To draw attention to the market and to the fact that it was still operating during the summer, the fund sponsored Eastern Market Music, a series of Sunday performances in front of Port City Java that drew enthusiastic crowds. The program, put together by Hill resident musician Parker Jayne, will resume next spring and continue through the summer.

Now that the temporary market structure has opened, the market merchants are back at work and business is brisk though still not back to the way it was before the fire.
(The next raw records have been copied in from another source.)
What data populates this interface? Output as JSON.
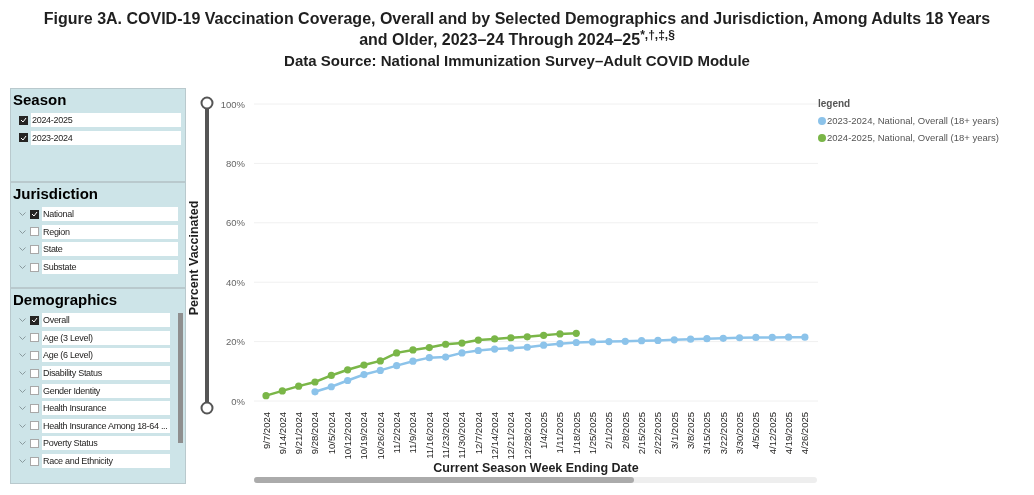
{
  "title": "Figure 3A. COVID-19 Vaccination Coverage, Overall and by Selected Demographics and Jurisdiction, Among Adults 18 Years and Older, 2023–24 Through 2024–25$^{*,†,‡,§}$",
  "subtitle": "Data Source: National Immunization Survey–Adult COVID Module",
  "filters": [
    {
      "heading": "Season",
      "kind": "flat",
      "scrollable": false,
      "items": [
        {
          "label": "2024-2025",
          "checked": true
        },
        {
          "label": "2023-2024",
          "checked": true
        }
      ]
    },
    {
      "heading": "Jurisdiction",
      "kind": "tree",
      "scrollable": false,
      "items": [
        {
          "label": "National",
          "checked": true
        },
        {
          "label": "Region",
          "checked": false
        },
        {
          "label": "State",
          "checked": false
        },
        {
          "label": "Substate",
          "checked": false
        }
      ]
    },
    {
      "heading": "Demographics",
      "kind": "tree",
      "scrollable": true,
      "items": [
        {
          "label": "Overall",
          "checked": true
        },
        {
          "label": "Age (3 Level)",
          "checked": false
        },
        {
          "label": "Age (6 Level)",
          "checked": false
        },
        {
          "label": "Disability Status",
          "checked": false
        },
        {
          "label": "Gender Identity",
          "checked": false
        },
        {
          "label": "Health Insurance",
          "checked": false
        },
        {
          "label": "Health Insurance Among 18-64 ...",
          "checked": false
        },
        {
          "label": "Poverty Status",
          "checked": false
        },
        {
          "label": "Race and Ethnicity",
          "checked": false
        }
      ]
    }
  ],
  "chart": {
    "chart_data": {
      "type": "line",
      "grid": true,
      "legend": {
        "title": "legend"
      },
      "xlabel": "Current Season Week Ending Date",
      "ylabel": "Percent Vaccinated",
      "categories": [
        "9/7/2024",
        "9/14/2024",
        "9/21/2024",
        "9/28/2024",
        "10/5/2024",
        "10/12/2024",
        "10/19/2024",
        "10/26/2024",
        "11/2/2024",
        "11/9/2024",
        "11/16/2024",
        "11/23/2024",
        "11/30/2024",
        "12/7/2024",
        "12/14/2024",
        "12/21/2024",
        "12/28/2024",
        "1/4/2025",
        "1/11/2025",
        "1/18/2025",
        "1/25/2025",
        "2/1/2025",
        "2/8/2025",
        "2/15/2025",
        "2/22/2025",
        "3/1/2025",
        "3/8/2025",
        "3/15/2025",
        "3/22/2025",
        "3/30/2025",
        "4/5/2025",
        "4/12/2025",
        "4/19/2025",
        "4/26/2025"
      ],
      "series": [
        {
          "name": "2023-2024, National, Overall (18+ years)",
          "color": "#8cc3ea",
          "marker": "circle",
          "values": [
            null,
            null,
            null,
            3.1,
            4.8,
            6.9,
            8.9,
            10.3,
            11.9,
            13.4,
            14.6,
            14.8,
            16.2,
            17.0,
            17.5,
            17.8,
            18.1,
            18.8,
            19.3,
            19.7,
            19.9,
            20.0,
            20.1,
            20.3,
            20.4,
            20.6,
            20.8,
            21.0,
            21.1,
            21.3,
            21.4,
            21.4,
            21.5,
            21.5
          ]
        },
        {
          "name": "2024-2025, National, Overall (18+ years)",
          "color": "#7ab648",
          "marker": "circle",
          "values": [
            1.8,
            3.4,
            5.0,
            6.4,
            8.6,
            10.5,
            12.1,
            13.5,
            16.2,
            17.2,
            18.0,
            19.1,
            19.5,
            20.5,
            20.9,
            21.3,
            21.6,
            22.1,
            22.6,
            22.8,
            null,
            null,
            null,
            null,
            null,
            null,
            null,
            null,
            null,
            null,
            null,
            null,
            null,
            null
          ]
        }
      ],
      "ylim": [
        0,
        100
      ],
      "yticks": [
        {
          "value": 0,
          "label": "0%"
        },
        {
          "value": 20,
          "label": "20%"
        },
        {
          "value": 40,
          "label": "40%"
        },
        {
          "value": 60,
          "label": "60%"
        },
        {
          "value": 80,
          "label": "80%"
        },
        {
          "value": 100,
          "label": "100%"
        }
      ]
    }
  }
}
While they have some lingering resentment against the city for the way it ignored their concern over the years about the market’s wiring and lack of a sprinkler system, and complaints about the new building (mostly relating to the glass-house like design that makes it hard to air condition), the merchants are uniformly grateful to the community for its generosity. Mary Calomiris, one of the deans of market vendors and the first one to open up outside selling fruits and vegetables after the fire, feels things are now better than ever and says “there’s no other country in the world where this would happen.” Melvin Inman, who has been selling poultry at the market for over thirty years, says it was the palpable bond between the merchants and the community, the loyal customer base he had built up, that brought him back. “If that connection had not been made, we might not have thought about it,” he says. “You folks have been awfully kind.” Jose Canales, who sells meats, sausages and prepared food, is still waiting for some of the refrigerated cases he needs, but is particularly grateful to Gary Peterson, the man he calls “the Godfather,” who, he says, was there every time anything was needed. Jo Ann Jung, at Paik Produce, says her business is still off from what it was before the fire. But she is grateful for the help she received from the community, help that included asking around to find someone to translate back and forth between Korean and English. Through that translator, she told Gary that “this would never happen in Korea.”

The community has shown, through its financial donations, how much it cares about the Eastern Market. And the city is listening. The renovated market is scheduled to open in 2009.